Just finished reading Assessment for Whom: Repositioning Higher Education Assessment as an Ethical and Value-Focused Social Practice (Wall, Dursch, and Rogers, 2014) and my mind is whirring. As you may know, I’ve been in the field of assessment for just about two years now – before that I was in nonprofit evaluation, and before that, academia as an assistant professor. Getting to know assessment, while simultaneously explaining assessment to others, has sort of been like bringing a new guy onto your ultimate frisbee team when you’re not really sure if you, yourself, actually like him yet or not. But you were short a player and you know he’s got the goods, so you do your best.
My first impression of assessment, and therefore the one I passed on to others, was that it was a lot like social science research. But instead of exploring whether people feel like they belong in their workplaces (my area of research), we were exploring whether students learn in (or outside) their classrooms. Easy enough! But then I went to my first assessment conference and hello jargon! Bloom’s? Rubrics? Outcomes? What was all this? As Wall, Dursch, and Rogers argue, assessment is currently having a love affair with technique. We all know we need to do it, so let’s focus on how to get it done.

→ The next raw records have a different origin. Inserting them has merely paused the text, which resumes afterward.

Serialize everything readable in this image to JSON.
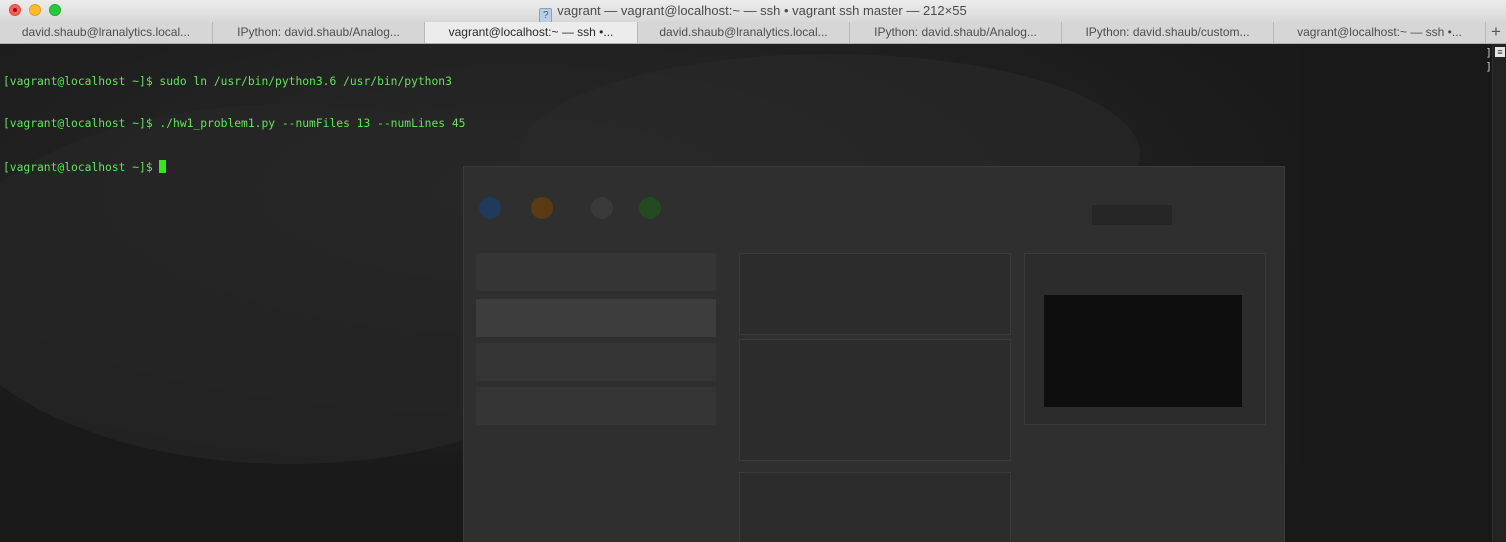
{
  "window": {
    "title": "vagrant — vagrant@localhost:~ — ssh • vagrant ssh master — 212×55",
    "title_icon": "question-doc-icon"
  },
  "tabs": [
    {
      "label": "david.shaub@lranalytics.local..."
    },
    {
      "label": "IPython: david.shaub/Analog..."
    },
    {
      "label": "vagrant@localhost:~ — ssh •..."
    },
    {
      "label": "david.shaub@lranalytics.local..."
    },
    {
      "label": "IPython: david.shaub/Analog..."
    },
    {
      "label": "IPython: david.shaub/custom..."
    },
    {
      "label": "vagrant@localhost:~ — ssh •..."
    }
  ],
  "active_tab_index": 2,
  "new_tab_label": "+",
  "terminal": {
    "lines": [
      "[vagrant@localhost ~]$ sudo ln /usr/bin/python3.6 /usr/bin/python3",
      "[vagrant@localhost ~]$ ./hw1_problem1.py --numFiles 13 --numLines 45",
      "[vagrant@localhost ~]$ "
    ],
    "text_color": "#63e35a",
    "cursor_color": "#39e51b",
    "background": "#191919"
  }
}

But my social science research brain has never been satisfied with that question. What about its meaning? What about its purpose? Why are we doing this thing? Wall, Dursch and Rogers tackle these questions by highlighting the political-historical context of assessment, including the danger of tying it to “accountability mechanisms that chip away at, and eventually tear down, institutions in order to rebuild them based on a model that serves the interest of global capitalism.” (Wow! Tell us how you really feel!)
They then aim to “reconstruct assessment for the public good” by contextualizing it within pedagogical practice and setting forth Five Foundational Responsibilities of Individuals Conducting Assessment:
- Acknowledge the ethical nature of the work
- Make transparent the purpose of assessment
- Make transparent who is part of the process, and who is not
- Use methods that attend to context
- Make interpretative judgements rather than let data speak for itself
Attending to those responsibilities will turn assessment into “a place of inclusive, sustained, and informed dialogue, not one that is simply a technical and procedure process that strives for validity rather than purpose and transparency.” That’s pretty inspirational.
So here’s where I send a shout out to Hunter’s metaphorical ultimate frisbee team, working to incorporate the new guy, despite his faults, in exactly this way. To all our great faculty – including our Assessment Fellows, the Assessment Advisory Board, and the Senate Committee on Academic Assessment and Evaluation – hey, we’re onto something!